Em nota, a assessoria de imprensa do ex-ministro disse que ele desconhece “qualquer relatório de inteligência sobre movimentos antifascistas produzido durante a sua gestão”. “O relatório divulgado na imprensa seria de junho de 2020 e teria sido requisitado após a sua saída do ministério”, apontou.

De maneira geral, os magistrados afirmaram que há indícios de desvio de finalidade na produção do dossiê que listou quase 600 servidores públicos ligados a movimentos antifascistas. Assim, a Corte deferiu a liminar solicitada pelo partido Rede Sustentabilidade para impedir a produção de relatórios pelos órgãos de inteligência do governo, mas não atenderam o pedido para que a Polícia Federal (PF) abrisse um inquérito para apurar o caso.

No voto proferido anteontem, durante o início do julgamento, Cármen afirmou que relatórios sobre as escolhas políticas dos cidadãos remonta ao período da ditadura militar. A prática, segundo ela, “não é nova neste país, e não é menos triste termos que voltar a esse assunto quando se acreditava que era apenas uma fase negra de nossa história”.

Para Alexandre de Moraes, houve desvio de finalidade na produção do dossiê. “O que mais me preocupou é a tentativa de começar a ‘planilhar’ as preferências políticas e filosóficas de policiais, sem que eles tivessem praticado nenhuma atividade ilícita.”

Ele, que já comandou o Ministério da Justiça, também criticou a qualidade do relatório, dizendo que não se baseava em fatos, simplesmente em “aleivosias sobre pessoas”. “Está mais pra fofocaiada do que para relatório de inteligência, mas podia avançar no sentido mais profissional e mais perigoso”, disse.

Já Luís Roberto Barroso disse que, se o governo estivesse “verdadeiramente” preocupado com atos que pudessem representar risco à democracia, “talvez fosse o caso de monitorar os grupos fascistas e não os antifascistas”.

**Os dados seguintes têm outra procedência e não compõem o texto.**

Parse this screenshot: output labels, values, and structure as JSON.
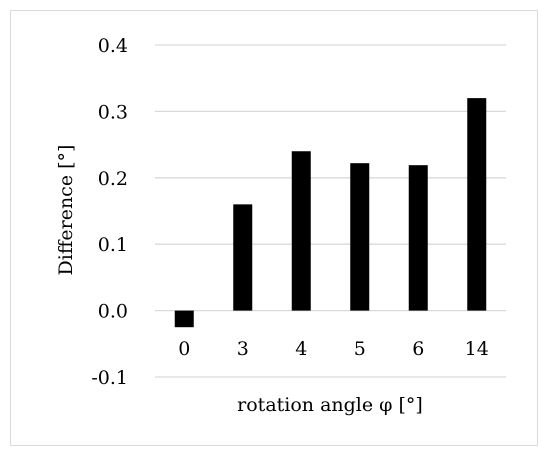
{
  "chart_data": {
    "type": "bar",
    "title": "",
    "xlabel": "rotation angle φ [°]",
    "ylabel": "Difference [°]",
    "categories": [
      "0",
      "3",
      "4",
      "5",
      "6",
      "14"
    ],
    "values": [
      -0.025,
      0.16,
      0.24,
      0.222,
      0.219,
      0.32
    ],
    "ylim": [
      -0.1,
      0.4
    ],
    "yticks": [
      "-0.1",
      "0.0",
      "0.1",
      "0.2",
      "0.3",
      "0.4"
    ],
    "grid": true,
    "legend": "none",
    "colors": {
      "bar": "#000000",
      "grid": "#d9d9d9",
      "frame": "#d9d9d9"
    }
  }
}
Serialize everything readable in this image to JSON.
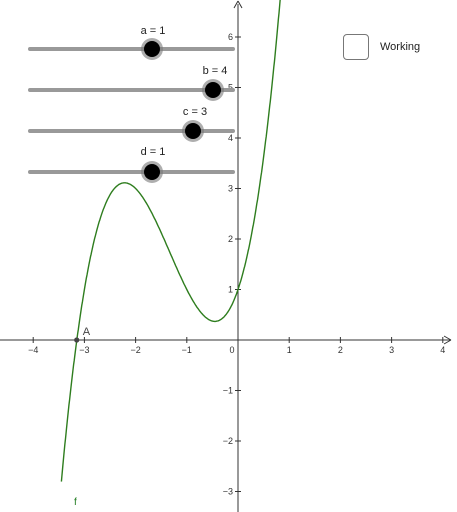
{
  "sliders": [
    {
      "name": "a",
      "label": "a = 1",
      "value": 1
    },
    {
      "name": "b",
      "label": "b = 4",
      "value": 4
    },
    {
      "name": "c",
      "label": "c = 3",
      "value": 3
    },
    {
      "name": "d",
      "label": "d = 1",
      "value": 1
    }
  ],
  "checkbox": {
    "label": "Working",
    "checked": false
  },
  "function": {
    "label": "f",
    "color": "#2e7d1e"
  },
  "point": {
    "label": "A",
    "x": -3.15,
    "y": 0
  },
  "axes": {
    "x_ticks": [
      "−4",
      "−3",
      "−2",
      "−1",
      "0",
      "1",
      "2",
      "3",
      "4"
    ],
    "y_ticks": [
      "6",
      "5",
      "4",
      "3",
      "2",
      "1",
      "−1",
      "−2",
      "−3"
    ],
    "xlim": [
      -4.6,
      4.3
    ],
    "ylim": [
      -3.4,
      6.7
    ]
  },
  "colors": {
    "slider_track": "#999999",
    "knob": "#000000",
    "axis": "#333333"
  }
}
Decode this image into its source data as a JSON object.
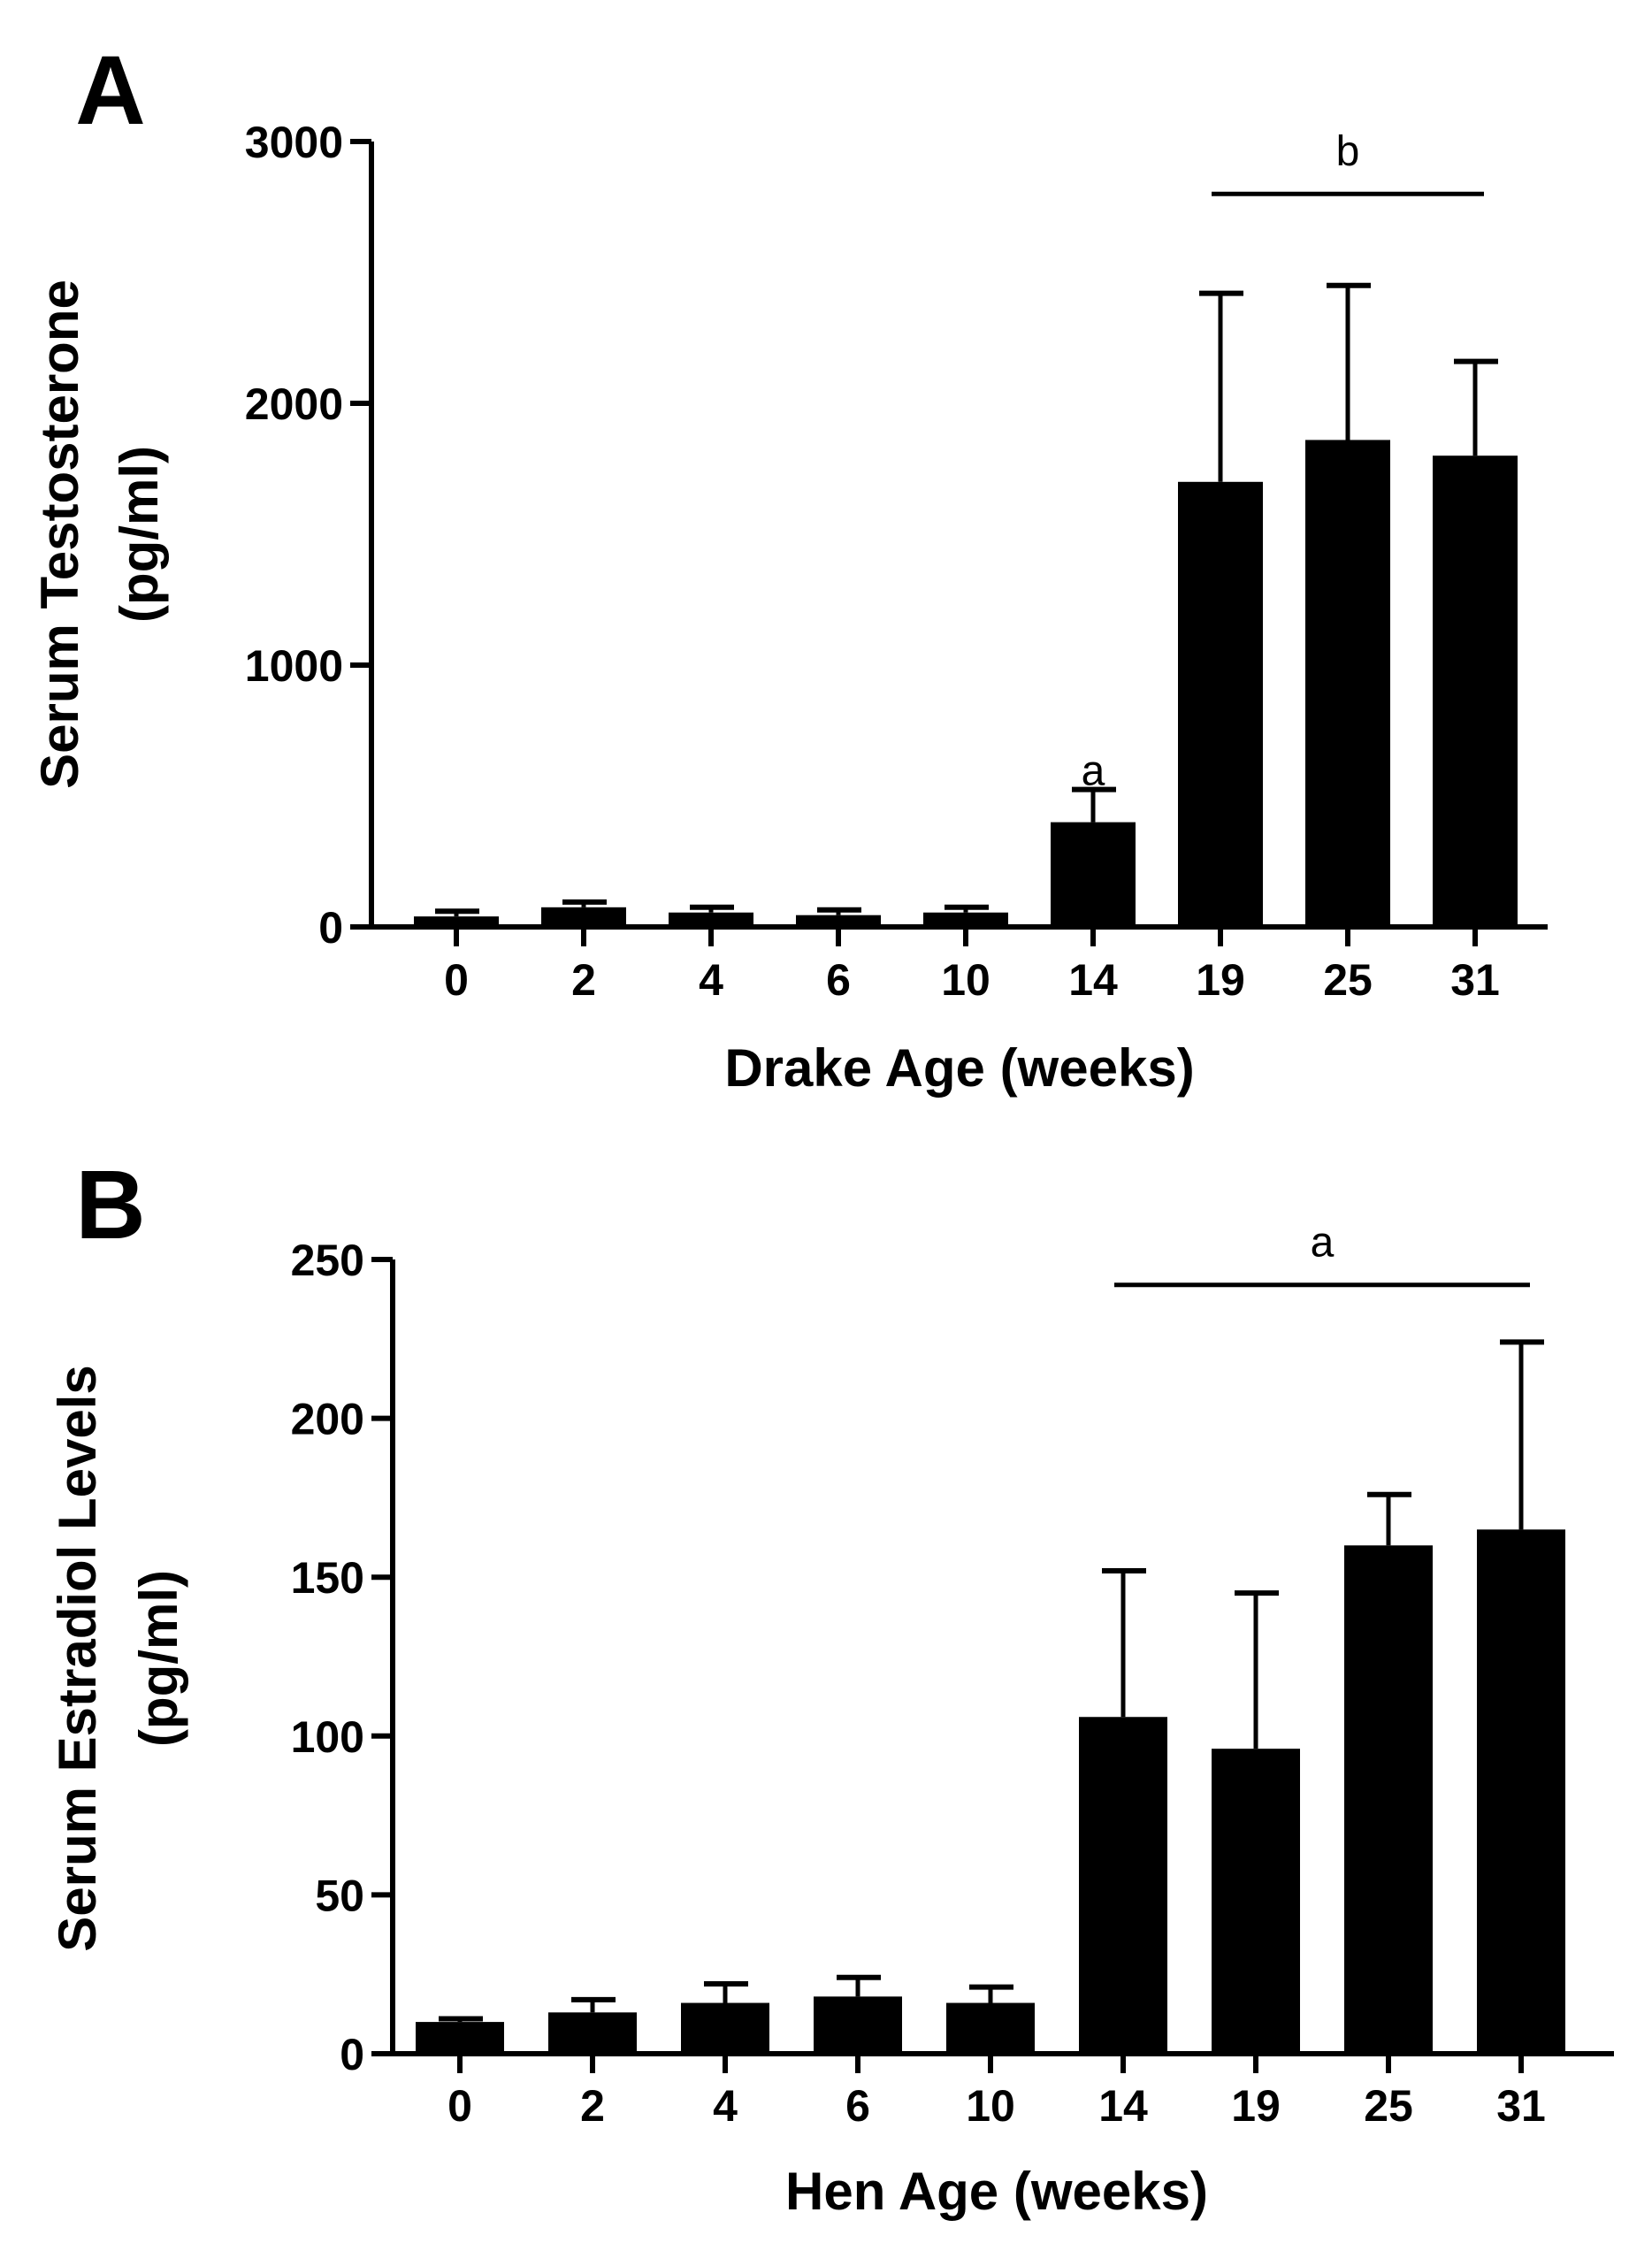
{
  "chart_data": [
    {
      "type": "bar",
      "panel_label": "A",
      "categories": [
        "0",
        "2",
        "4",
        "6",
        "10",
        "14",
        "19",
        "25",
        "31"
      ],
      "values": [
        40,
        75,
        55,
        45,
        55,
        400,
        1700,
        1860,
        1800
      ],
      "error_upper": [
        60,
        95,
        75,
        65,
        75,
        525,
        2420,
        2450,
        2160
      ],
      "xlabel": "Drake Age (weeks)",
      "ylabel_line1": "Serum Testosterone",
      "ylabel_line2": "(pg/ml)",
      "ylim": [
        0,
        3000
      ],
      "yticks": [
        0,
        1000,
        2000,
        3000
      ],
      "ytick_labels": [
        "0",
        "1000",
        "2000",
        "3000"
      ],
      "annotations": [
        {
          "text": "a",
          "from_category": "14",
          "to_category": "14",
          "y": 590,
          "bracket": false
        },
        {
          "text": "b",
          "from_category": "19",
          "to_category": "31",
          "y": 2800,
          "bracket": true
        }
      ]
    },
    {
      "type": "bar",
      "panel_label": "B",
      "categories": [
        "0",
        "2",
        "4",
        "6",
        "10",
        "14",
        "19",
        "25",
        "31"
      ],
      "values": [
        10,
        13,
        16,
        18,
        16,
        106,
        96,
        160,
        165
      ],
      "error_upper": [
        11,
        17,
        22,
        24,
        21,
        152,
        145,
        176,
        224
      ],
      "xlabel": "Hen Age (weeks)",
      "ylabel_line1": "Serum Estradiol Levels",
      "ylabel_line2": "(pg/ml)",
      "ylim": [
        0,
        250
      ],
      "yticks": [
        0,
        50,
        100,
        150,
        200,
        250
      ],
      "ytick_labels": [
        "0",
        "50",
        "100",
        "150",
        "200",
        "250"
      ],
      "annotations": [
        {
          "text": "a",
          "from_category": "14",
          "to_category": "31",
          "y": 242,
          "bracket": true
        }
      ]
    }
  ]
}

Único voto divergente, o ministro Marco Aurélio defendeu que a avaliação sobre o relatório deveria ser feita pelo Congresso, e não pelo STF. “Insiste-se em deslocar matéria estritamente política para o Supremo, provocando um desgaste incrível em termos de Poder Judiciário.”

Em nota, Mendonça afirmou que o julgamento de ontem reconheceu “a importância do regular exercício da atividade de inteligência como essencial para o Estado Democrático de Direito e a segurança dos cidadãos”. Ele também agradeceu a manifestação de ministros reconhecendo a sua “ integridade, transparência e isenção em relação ao episódio”.